Q9: What is the difference between a session and a workflow?

A session is a task that runs a single mapping. A workflow orchestrates multiple tasks (sessions, commands, emails, decisions) in a defined order, managing the full ETL pipeline end-to-end.

Q10: How do you handle errors and rejects in PowerCenter?

Set an error threshold in session properties. Rejected rows are written to a reject (.bad) file. Session and workflow logs capture error details. Use Pre/Post-session SQL for cleanup. Enable session recovery so the Integration Service can resume from the last checkpoint rather than restarting from scratch.


Quick-Reference Best Practices

  • Always validate mappings before saving and deploying to production.

  • Use parameter files for environment-specific configurations such as source paths, DB connections, and date ranges.

  • Enable persistent lookup caches for frequently queried, rarely changing tables.

  • Schedule workflows during off-peak hours for large data loads.

  • Use Reusable Transformations for common logic to avoid duplication.

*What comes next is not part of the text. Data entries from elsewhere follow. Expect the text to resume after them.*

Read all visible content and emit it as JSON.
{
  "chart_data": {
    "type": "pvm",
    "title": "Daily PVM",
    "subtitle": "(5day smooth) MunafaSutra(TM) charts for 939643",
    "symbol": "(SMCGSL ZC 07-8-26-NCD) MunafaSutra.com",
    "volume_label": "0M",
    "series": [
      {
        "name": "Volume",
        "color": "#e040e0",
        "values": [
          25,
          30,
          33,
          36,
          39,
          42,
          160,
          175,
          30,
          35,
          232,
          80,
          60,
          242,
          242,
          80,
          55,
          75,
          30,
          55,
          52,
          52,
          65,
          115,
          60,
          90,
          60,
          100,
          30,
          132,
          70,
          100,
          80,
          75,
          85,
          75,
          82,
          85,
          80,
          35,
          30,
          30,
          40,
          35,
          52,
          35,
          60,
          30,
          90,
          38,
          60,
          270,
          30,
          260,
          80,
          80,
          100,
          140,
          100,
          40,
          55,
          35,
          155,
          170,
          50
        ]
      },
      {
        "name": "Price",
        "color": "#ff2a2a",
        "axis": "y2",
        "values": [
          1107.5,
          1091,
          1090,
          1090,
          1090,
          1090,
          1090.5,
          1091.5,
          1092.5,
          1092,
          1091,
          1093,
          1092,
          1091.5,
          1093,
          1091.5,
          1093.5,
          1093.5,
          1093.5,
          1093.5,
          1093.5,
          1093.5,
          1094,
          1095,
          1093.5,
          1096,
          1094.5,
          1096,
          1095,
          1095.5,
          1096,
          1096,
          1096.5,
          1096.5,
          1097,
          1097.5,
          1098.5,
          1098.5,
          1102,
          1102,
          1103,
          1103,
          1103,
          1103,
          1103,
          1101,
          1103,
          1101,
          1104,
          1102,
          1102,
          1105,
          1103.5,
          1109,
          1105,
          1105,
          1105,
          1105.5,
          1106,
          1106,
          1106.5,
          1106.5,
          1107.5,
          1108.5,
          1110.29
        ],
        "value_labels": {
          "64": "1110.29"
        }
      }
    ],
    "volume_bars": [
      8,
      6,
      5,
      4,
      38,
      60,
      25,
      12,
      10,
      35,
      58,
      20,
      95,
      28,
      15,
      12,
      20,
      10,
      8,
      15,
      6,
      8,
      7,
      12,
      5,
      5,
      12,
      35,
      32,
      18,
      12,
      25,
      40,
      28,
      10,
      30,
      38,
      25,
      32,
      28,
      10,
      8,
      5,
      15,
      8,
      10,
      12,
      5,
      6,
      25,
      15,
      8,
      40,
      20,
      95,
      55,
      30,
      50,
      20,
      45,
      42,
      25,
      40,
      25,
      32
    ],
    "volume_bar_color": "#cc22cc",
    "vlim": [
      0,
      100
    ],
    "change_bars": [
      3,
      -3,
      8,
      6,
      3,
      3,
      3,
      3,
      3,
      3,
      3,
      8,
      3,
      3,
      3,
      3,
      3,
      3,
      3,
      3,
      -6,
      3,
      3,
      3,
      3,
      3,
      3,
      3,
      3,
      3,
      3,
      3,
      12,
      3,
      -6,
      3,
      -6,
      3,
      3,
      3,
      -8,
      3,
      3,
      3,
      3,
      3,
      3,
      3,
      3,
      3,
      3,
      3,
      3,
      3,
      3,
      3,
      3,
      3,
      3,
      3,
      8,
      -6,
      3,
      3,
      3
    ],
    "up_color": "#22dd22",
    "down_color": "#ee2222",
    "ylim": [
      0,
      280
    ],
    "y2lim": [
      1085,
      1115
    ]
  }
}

  • Monitor session logs regularly; set up Email tasks for failure alerts.

  • Use version control in the repository; check out objects before editing.

  • Document mappings with mapping-level and transformation-level descriptions.

  • Apply bulk loading for large target inserts when rollback is not required.

  • Test with sample data in development and validate row counts match expectations end-to-end.